Hyderabad: Tea bags serve as an instant way to prepare a hot cup of your beloved beverage. However, they could also spell disaster for one's health with the release of micro and nano plastic (MNPL) particles, suggests a new study conducted by the Mutagenesis Group at the UAB Department of Genetics and Microbiology.
Researchers isolated and characterised micro and nanoplastics from various commercially available tea bags. The findings revealed that when these tea bags are used to prepare an infusion, they release substantial amounts of nano-sized particles and nanofilamentous structures. This discovery highlights an important, yet often overlooked, source of MNPL exposure.
Tea bag materials that release micro and nano plastic
The study examined tea bags made from three types of polymers-- nylon-6, polypropylene, and cellulose. When brewed:
- Polypropylene released around 1.2 billion particles per millilitre, with an average size of 136.7 nanometers
- Cellulose released about 135 million particles per millilitre, averaging 244 nanometers in size
- Nylon-6 released 8.18 million particles per millilitre, with an average particle size of 138.4 nanometers
To analyse the particles present in the tea infusion, researchers employed advanced techniques such as scanning electron microscopy (SEM), transmission electron microscopy (TEM), infrared spectroscopy (ATR-FTIR), dynamic light scattering (DLS), laser Doppler velocimetry (LDV), and nanoparticle tracking analysis (NTA).

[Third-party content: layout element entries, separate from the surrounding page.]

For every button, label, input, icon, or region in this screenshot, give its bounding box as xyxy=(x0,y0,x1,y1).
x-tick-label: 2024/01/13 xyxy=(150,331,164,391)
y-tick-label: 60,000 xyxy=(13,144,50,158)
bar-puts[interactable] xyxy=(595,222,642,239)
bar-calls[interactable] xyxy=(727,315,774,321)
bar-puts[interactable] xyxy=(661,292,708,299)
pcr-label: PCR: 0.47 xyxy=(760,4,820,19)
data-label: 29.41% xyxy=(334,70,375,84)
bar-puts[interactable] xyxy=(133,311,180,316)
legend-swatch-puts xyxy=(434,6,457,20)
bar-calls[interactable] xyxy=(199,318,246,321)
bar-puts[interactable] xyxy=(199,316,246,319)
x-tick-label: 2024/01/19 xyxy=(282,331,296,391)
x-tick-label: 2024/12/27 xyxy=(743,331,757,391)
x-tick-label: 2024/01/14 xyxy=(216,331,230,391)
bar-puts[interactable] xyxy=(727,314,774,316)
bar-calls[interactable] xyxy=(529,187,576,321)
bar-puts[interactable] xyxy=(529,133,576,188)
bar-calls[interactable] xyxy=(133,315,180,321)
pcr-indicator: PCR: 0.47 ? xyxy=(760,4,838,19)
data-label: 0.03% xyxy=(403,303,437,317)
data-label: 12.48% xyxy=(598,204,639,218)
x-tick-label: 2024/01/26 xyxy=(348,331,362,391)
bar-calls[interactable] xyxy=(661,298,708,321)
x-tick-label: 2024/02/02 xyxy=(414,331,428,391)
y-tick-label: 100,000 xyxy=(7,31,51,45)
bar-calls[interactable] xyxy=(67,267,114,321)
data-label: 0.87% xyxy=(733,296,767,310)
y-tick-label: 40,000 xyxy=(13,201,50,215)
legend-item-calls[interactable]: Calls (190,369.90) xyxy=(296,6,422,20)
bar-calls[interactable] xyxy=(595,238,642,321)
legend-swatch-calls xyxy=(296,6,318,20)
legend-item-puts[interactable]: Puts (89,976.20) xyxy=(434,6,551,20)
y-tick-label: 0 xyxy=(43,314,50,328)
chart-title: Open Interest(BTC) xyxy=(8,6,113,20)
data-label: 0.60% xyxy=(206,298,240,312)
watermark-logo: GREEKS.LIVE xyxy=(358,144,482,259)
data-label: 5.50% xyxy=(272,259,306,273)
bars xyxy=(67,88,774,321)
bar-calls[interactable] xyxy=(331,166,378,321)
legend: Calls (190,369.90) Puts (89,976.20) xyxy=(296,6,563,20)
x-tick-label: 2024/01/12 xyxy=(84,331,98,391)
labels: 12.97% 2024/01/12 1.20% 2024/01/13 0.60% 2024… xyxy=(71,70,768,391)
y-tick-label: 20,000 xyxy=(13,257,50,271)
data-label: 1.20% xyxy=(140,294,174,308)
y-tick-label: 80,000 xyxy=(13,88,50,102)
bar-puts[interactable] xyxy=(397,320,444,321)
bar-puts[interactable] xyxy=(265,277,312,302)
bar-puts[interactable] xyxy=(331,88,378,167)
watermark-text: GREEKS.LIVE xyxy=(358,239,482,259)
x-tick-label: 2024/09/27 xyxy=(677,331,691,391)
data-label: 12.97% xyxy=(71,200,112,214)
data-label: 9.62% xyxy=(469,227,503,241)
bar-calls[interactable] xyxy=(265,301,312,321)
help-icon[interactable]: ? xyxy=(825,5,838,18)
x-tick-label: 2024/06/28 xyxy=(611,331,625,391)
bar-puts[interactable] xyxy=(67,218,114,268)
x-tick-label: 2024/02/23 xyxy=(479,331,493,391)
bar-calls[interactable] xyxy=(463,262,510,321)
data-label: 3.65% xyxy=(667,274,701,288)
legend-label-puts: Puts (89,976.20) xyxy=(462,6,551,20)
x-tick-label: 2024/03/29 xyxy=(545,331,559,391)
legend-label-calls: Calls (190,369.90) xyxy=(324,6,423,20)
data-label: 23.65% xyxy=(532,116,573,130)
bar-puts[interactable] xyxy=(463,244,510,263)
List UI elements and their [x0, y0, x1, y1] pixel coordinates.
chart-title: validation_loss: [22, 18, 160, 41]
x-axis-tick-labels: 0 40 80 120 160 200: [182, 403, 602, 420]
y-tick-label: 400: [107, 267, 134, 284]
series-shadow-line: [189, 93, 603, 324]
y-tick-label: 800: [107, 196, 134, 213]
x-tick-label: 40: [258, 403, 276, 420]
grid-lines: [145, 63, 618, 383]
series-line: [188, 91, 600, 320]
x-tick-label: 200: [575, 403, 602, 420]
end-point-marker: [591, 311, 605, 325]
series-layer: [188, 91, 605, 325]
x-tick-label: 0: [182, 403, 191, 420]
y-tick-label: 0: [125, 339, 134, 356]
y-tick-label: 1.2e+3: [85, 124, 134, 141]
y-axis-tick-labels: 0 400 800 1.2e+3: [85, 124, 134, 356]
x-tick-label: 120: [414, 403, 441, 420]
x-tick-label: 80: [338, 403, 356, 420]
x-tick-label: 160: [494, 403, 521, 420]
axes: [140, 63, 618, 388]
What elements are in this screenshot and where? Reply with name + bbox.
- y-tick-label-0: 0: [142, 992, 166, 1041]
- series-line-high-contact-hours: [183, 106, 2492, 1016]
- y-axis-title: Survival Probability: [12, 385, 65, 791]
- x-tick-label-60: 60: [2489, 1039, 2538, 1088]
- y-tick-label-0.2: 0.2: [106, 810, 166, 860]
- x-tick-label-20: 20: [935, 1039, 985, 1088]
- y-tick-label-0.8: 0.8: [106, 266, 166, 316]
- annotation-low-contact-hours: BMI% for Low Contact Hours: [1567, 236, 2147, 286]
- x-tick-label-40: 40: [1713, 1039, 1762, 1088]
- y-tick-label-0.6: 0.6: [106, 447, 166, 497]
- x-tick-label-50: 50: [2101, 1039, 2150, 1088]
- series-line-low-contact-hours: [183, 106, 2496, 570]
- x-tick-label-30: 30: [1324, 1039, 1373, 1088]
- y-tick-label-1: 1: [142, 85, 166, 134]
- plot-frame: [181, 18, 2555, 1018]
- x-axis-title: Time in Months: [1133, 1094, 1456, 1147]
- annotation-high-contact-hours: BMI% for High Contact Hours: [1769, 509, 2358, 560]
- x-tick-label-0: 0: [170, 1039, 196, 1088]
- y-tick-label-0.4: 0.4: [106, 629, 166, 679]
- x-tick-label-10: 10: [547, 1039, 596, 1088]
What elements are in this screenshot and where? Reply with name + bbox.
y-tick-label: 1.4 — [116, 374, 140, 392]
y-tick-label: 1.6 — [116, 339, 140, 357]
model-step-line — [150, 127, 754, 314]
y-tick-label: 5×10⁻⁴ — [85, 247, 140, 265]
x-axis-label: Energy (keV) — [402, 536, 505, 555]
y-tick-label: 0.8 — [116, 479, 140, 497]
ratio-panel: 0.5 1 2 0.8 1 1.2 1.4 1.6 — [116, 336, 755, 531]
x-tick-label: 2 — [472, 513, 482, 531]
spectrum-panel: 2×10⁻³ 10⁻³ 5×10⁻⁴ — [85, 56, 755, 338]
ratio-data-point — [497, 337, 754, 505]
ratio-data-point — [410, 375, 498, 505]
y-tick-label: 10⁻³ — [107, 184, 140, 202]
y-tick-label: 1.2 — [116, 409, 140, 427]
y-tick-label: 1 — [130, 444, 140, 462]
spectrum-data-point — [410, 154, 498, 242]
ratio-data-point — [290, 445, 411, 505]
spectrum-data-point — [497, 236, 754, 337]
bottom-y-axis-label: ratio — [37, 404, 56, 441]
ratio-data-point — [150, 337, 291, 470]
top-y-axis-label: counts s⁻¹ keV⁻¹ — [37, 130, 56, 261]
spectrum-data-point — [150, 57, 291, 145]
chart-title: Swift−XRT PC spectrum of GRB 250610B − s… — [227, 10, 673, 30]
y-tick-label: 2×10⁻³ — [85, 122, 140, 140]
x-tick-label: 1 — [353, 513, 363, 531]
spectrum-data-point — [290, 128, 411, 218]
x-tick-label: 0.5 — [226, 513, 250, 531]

UAB researcher Alba Garcia noted that the team had successfully characterised the pollutants using a set of advanced techniques, which she described as crucial tools for advancing research on their potential health impacts. Additionally, interactions with human cells were observed for the first time.
First observations of interactions with human cells
In a groundbreaking experiment, UAB researchers stained the particles and exposed them to various types of human intestinal cells to study their interaction and potential cellular internalisation. The biological interaction experiments revealed that mucus-producing intestinal cells absorbed the highest amounts of micro and nanoplastics, with some particles even penetrating the cell nucleus, which houses genetic material.
This finding suggests that intestinal mucus plays a crucial role in the uptake of these pollutant particles and highlights the need for further research into the effects of chronic exposure on human health.
Researchers emphasised the importance of developing standardised test methods to assess MNPL contamination from plastic food contact materials and implementing regulatory policies to effectively mitigate and minimise this contamination. As the use of plastic in food packaging continues to rise, addressing MNPL contamination is essential to ensure food safety and protect public health.
The study was part of the European project PlasticHeal and was coordinated by Alba Hernández, a lecturer in the UAB Department of Genetics and Microbiology. Researchers from the UAB Mutagenesis Group, including Alba García-Rodríguez, Ricard Marcos, and Gooya Banaei (the first author of the research article), participated in the study. They collaborated with researchers from the Helmholtz Centre for Environmental Research in Leipzig, Germany.